A proposta também aproximou os conteúdos das competências, a partir de uma proposta de interação. Ao todo, são consideradas as habilidades de letramento, conhecimento dos números, habilidades de TICs, pensamento crítico e criativo, habilidades pessoais e sociais e compreensão intercultural e ética.
“Quando elaboramos o currículo de língua inglesa, apresentamos à equipe responsável as competências que gostaríamos que nossos alunos desenvolvessem, para além do fato de aprender a própria língua. O que fizemos foi inserir ícones nos conteúdos que possibilitam o desenvolvimento das capacidades. Se você procurar o currículo de língua inglesa, encontrará indicações de onde a criatividade pode ser desenvolvida, ou onde há potencial para o desenvolvimento do entendimento intercultural. O professor vê o ícone e pensa: aqui eu posso desenvolver uma capacidade”, relata MacGaw.

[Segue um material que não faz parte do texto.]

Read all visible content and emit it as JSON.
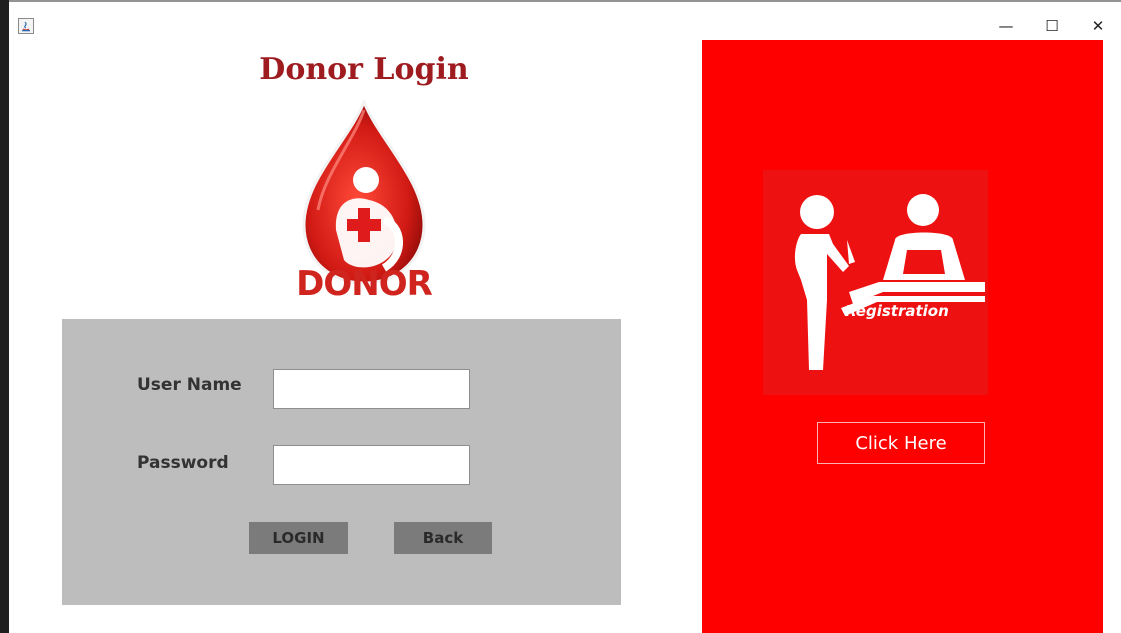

O entendimento, explica o diretor, é de que não há competências sem conteúdo e que, mesmo quando tidas como fundamentais, não se apresentam da mesma maneira em diferentes disciplinas. Essa concepção curricular é fundamental para que as competências não figurem como uma lista de temas extras e sejam estimuladas nas diferentes disciplinas, numa visão mais integral do indivíduo.
O formato do currículo australiano também é chamado de tridimensional por considerar três temas transversais ao currículo. Estes são entendidos como prioritários para que os professores possam explorar questões mais contemporâneas e contextualizar o currículo de uma maneira significativa aos alunos. Os temas que perpassam todas as aprendizagens são: o Engajamento da Austrália com a Ásia; a História e a Cultura dos Aborígenes; e a Sustentabilidade.
Como forma de garantir que a aprendizagem seja avaliada pelos docentes, o currículo prevê a sugestão de trabalhos de alunos acerca das temáticas. Essas indicações são inseridas com anotações que apontam seus pontos fortes e fracos e podem orientar os professores na construção de suas avaliações. O currículo nacional e suas expectativas de aprendizagem também devem orientar as avaliações externas, até então feitas de maneira individual pelos estados, com base nas propostas curriculares adotadas.
É consenso de que o currículo nacional deva preencher 80% do currículo das escolas, que podem destinar 20% a outras atividades da instituição. Entende-se que, além de agregar boas práticas educacionais, o currículo australiano fortalece a autonomia docente e qualifica os percursos educativos dos alunos, orientados pelas aprendizagens necessários para o desenvolvimento em outros contextos, que não só o escolar.